Done { ... }The stream completed.
Error { ... }An error occurred during streaming.
fn sse_event_stream(response: reqwest::Response) -> LlmEventStream

Convert a raw reqwest::Response (whose body is an SSE byte stream) into a typed [LlmEventStream].

Spawns a background tokio task that reads chunks, feeds them through [SseParser], parses each data line via [parse_chat_chunk], and sends the resulting [StreamEvent]s through a bounded channel.

Repeated [StreamEvent::StreamStart] (e.g. when every chunk carries delta.role) is collapsed to a single start event per response.

The returned stream completes when the upstream sends data: [DONE], the connection closes, or an error occurs.

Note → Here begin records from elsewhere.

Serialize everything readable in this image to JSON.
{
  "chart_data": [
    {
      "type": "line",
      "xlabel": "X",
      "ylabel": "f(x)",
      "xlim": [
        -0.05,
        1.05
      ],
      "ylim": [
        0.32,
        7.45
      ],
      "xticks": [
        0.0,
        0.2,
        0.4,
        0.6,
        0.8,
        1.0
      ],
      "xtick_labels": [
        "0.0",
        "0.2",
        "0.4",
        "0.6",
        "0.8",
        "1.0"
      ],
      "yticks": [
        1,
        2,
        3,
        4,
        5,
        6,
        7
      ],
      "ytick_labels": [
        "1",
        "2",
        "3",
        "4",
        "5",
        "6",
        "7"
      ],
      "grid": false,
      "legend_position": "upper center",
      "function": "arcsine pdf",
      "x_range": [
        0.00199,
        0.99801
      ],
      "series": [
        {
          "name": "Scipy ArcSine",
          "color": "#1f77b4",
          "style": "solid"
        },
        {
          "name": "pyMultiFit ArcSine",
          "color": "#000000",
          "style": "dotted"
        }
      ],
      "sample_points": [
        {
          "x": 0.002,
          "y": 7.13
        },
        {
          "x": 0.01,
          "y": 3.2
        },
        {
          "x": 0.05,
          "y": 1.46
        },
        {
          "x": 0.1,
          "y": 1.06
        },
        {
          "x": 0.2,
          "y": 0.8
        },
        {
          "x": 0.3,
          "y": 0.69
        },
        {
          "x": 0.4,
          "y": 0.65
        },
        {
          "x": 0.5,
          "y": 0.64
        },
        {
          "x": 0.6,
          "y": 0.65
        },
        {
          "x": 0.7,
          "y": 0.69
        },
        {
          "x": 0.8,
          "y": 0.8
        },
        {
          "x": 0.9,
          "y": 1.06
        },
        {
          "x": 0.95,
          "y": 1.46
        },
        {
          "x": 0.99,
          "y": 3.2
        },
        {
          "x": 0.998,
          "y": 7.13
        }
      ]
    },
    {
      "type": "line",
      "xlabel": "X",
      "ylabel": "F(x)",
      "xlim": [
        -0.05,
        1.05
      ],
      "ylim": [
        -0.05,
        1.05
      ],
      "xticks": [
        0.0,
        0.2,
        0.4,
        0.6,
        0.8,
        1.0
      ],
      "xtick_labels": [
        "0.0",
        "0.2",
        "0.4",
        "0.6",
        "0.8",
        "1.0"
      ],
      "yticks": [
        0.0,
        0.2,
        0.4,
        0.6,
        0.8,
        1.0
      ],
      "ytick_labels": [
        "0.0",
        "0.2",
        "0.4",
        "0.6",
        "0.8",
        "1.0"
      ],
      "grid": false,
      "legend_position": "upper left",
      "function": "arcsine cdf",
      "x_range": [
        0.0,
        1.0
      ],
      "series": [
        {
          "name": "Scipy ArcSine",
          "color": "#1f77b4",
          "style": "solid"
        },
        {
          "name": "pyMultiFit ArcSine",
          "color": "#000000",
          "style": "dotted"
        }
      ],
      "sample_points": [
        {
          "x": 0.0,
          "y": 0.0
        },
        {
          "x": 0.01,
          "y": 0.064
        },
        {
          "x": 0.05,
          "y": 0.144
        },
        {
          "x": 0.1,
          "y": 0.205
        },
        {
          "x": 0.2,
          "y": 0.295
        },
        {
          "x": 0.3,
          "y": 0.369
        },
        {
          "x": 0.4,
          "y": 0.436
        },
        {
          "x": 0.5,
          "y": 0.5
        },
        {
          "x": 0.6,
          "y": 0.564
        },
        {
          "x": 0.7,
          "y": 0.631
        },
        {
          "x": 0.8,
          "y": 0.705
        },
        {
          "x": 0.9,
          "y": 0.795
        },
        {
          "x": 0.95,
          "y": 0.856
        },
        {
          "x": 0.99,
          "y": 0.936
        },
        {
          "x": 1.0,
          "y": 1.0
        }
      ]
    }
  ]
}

fn sse_event_stream_from_buffer(body: Vec<u8>) -> LlmEventStream

Convert a buffered SSE response body into a typed [LlmEventStream].

This is the WASM-compatible counterpart of [sse_event_stream]. Instead of reading chunks incrementally from a network stream, it parses the entire buffered body at once. All events are emitted immediately.

Limitations: no incremental token delivery — the caller receives all events after the full response completes. True incremental WASM streaming is deferred until WASI 0.3.

Like [sse_event_stream], repeated [StreamEvent::StreamStart] is deduped per response.